Coupled flexural-torsional nonlinear vibrations of microcantilever beams

Abstract

In this paper the problem of coupled flexural-torsional nonlinear vibrations of a piezoelectrically-actuated microcantilever beam is investigated considering beam's simultaneous flexural, torsional and longitudinal vibrations. Application of such problem is utilized in several nanotechnological instruments such as atomic force microscopy, nanomechanical cantilever sensors and friction force microscopy. The actuation and sensing are both facilitated through bonding a piezoelectric layer (here, ZnO) on the microcantilever surface. The piezoelectric properties combined with nonlinear geometry of the beam introduce both linear and nonlinear coupling between flexural vibration as well as longitudinal and torsional vibrations.

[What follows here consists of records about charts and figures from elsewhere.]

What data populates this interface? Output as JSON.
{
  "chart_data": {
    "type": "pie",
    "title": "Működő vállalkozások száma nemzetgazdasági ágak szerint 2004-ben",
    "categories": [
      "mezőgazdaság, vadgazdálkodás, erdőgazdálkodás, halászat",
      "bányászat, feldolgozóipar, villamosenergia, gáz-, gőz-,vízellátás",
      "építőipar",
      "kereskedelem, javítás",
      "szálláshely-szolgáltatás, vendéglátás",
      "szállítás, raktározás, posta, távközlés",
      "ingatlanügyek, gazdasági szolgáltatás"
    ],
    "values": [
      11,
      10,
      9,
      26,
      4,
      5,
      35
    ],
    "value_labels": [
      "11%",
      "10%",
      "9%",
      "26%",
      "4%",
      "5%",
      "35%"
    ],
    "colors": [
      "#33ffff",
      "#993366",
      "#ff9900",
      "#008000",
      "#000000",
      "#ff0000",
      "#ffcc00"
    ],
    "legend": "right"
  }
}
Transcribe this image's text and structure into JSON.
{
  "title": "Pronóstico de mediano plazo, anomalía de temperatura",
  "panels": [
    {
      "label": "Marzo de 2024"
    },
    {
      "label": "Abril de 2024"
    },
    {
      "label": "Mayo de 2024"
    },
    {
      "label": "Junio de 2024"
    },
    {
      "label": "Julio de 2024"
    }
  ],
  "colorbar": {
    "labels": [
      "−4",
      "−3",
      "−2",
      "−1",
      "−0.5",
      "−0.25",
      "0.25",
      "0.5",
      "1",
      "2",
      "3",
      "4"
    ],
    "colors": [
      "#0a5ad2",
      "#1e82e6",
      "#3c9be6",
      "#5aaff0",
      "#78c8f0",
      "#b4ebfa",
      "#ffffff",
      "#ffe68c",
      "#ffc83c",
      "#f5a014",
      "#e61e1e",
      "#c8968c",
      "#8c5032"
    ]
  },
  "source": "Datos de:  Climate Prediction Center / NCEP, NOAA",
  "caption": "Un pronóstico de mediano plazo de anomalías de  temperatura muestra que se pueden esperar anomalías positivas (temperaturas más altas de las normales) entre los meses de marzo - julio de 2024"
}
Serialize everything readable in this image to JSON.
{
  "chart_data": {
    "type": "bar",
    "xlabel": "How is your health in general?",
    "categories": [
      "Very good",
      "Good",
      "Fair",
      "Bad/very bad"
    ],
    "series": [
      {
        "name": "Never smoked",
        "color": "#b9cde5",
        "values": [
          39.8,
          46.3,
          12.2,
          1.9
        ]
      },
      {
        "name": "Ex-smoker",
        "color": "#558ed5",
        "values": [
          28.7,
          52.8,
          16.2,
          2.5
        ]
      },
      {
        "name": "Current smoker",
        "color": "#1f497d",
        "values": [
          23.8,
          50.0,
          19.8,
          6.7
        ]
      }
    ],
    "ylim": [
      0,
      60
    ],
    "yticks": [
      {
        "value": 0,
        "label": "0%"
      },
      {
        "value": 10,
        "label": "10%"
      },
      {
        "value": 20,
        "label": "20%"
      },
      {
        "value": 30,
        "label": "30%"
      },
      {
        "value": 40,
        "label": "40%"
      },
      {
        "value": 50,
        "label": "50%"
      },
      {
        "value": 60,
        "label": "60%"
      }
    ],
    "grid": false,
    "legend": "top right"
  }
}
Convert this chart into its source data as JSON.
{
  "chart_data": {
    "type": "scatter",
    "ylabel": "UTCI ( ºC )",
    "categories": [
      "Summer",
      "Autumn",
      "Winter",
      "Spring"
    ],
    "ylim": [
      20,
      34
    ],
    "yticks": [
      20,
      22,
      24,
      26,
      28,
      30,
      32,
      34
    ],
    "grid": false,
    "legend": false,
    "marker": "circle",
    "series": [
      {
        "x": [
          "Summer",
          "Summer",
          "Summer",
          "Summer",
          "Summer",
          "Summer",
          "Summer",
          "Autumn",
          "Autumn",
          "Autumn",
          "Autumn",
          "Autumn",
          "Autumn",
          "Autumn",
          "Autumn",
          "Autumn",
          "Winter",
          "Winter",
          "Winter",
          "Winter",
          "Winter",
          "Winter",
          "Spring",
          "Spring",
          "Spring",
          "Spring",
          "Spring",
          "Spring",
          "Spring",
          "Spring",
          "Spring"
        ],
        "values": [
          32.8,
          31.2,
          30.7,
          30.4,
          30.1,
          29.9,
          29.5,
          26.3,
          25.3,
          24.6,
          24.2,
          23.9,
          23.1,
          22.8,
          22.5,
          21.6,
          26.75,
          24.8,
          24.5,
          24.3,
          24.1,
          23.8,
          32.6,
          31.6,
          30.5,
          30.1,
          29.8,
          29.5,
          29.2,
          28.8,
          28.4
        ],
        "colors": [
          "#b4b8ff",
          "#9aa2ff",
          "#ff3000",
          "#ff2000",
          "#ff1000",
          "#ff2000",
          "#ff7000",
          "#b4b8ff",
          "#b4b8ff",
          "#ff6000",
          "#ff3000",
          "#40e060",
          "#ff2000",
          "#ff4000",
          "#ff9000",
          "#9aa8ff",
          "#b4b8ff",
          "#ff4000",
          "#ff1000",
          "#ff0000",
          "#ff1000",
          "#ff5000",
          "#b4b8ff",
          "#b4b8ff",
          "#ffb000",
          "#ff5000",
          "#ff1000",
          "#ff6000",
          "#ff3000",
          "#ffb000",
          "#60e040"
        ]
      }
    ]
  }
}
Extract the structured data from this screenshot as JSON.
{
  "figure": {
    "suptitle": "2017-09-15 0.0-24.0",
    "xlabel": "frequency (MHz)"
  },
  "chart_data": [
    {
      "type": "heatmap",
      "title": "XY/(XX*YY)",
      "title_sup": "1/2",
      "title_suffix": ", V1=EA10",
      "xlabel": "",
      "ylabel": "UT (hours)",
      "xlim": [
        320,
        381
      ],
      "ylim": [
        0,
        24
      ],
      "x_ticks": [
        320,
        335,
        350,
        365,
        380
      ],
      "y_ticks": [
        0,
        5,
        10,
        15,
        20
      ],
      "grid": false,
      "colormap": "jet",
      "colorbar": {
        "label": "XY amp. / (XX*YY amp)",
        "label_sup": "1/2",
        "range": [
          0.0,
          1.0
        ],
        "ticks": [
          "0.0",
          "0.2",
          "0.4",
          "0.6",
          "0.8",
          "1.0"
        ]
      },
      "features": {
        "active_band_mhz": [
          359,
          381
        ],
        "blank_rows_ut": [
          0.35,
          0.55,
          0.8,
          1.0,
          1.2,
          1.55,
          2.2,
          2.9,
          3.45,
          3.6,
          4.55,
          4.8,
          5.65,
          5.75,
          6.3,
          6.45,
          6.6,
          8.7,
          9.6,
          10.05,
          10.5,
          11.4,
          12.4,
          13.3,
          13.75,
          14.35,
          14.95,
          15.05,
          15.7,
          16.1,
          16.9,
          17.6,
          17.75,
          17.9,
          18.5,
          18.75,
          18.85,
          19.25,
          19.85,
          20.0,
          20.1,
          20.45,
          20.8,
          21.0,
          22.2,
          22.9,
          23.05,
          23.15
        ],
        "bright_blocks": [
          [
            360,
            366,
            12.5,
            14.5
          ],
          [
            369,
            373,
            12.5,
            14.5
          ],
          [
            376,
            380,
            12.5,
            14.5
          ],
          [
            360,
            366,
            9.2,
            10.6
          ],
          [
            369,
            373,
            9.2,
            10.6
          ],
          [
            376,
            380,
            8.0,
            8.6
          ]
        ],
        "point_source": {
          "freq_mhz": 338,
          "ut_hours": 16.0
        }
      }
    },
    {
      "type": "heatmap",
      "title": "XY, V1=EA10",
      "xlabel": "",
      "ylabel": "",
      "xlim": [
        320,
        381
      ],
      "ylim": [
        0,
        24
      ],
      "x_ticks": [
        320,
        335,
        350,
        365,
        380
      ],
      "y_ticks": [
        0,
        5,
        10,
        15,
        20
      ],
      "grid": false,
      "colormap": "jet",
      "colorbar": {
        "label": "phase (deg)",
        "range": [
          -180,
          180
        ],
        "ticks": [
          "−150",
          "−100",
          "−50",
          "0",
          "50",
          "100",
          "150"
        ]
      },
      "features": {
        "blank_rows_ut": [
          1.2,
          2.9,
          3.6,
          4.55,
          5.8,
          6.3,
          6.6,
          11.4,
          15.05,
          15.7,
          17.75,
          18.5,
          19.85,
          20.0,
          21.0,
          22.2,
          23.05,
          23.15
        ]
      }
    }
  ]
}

The governing equations of motion are obtained with piezoelectric nonlinearity appearing in quadratic form while inertia and stiffness nonlinearities as cubic. An experimental setup consisting of a commercial piezoelectric microcantilever installed on the stand of an ultramodern laser-based microsystem analyzer is designed and utilized to verify the theoretical developments. First and second flexural natural frequencies are both experimentally and numerically obtained and are shown to be in good agreement. Both linear and nonlinear simulation results are compared with experimental results and it is observed that nonlinear modeling response matches the experimental findings very closely.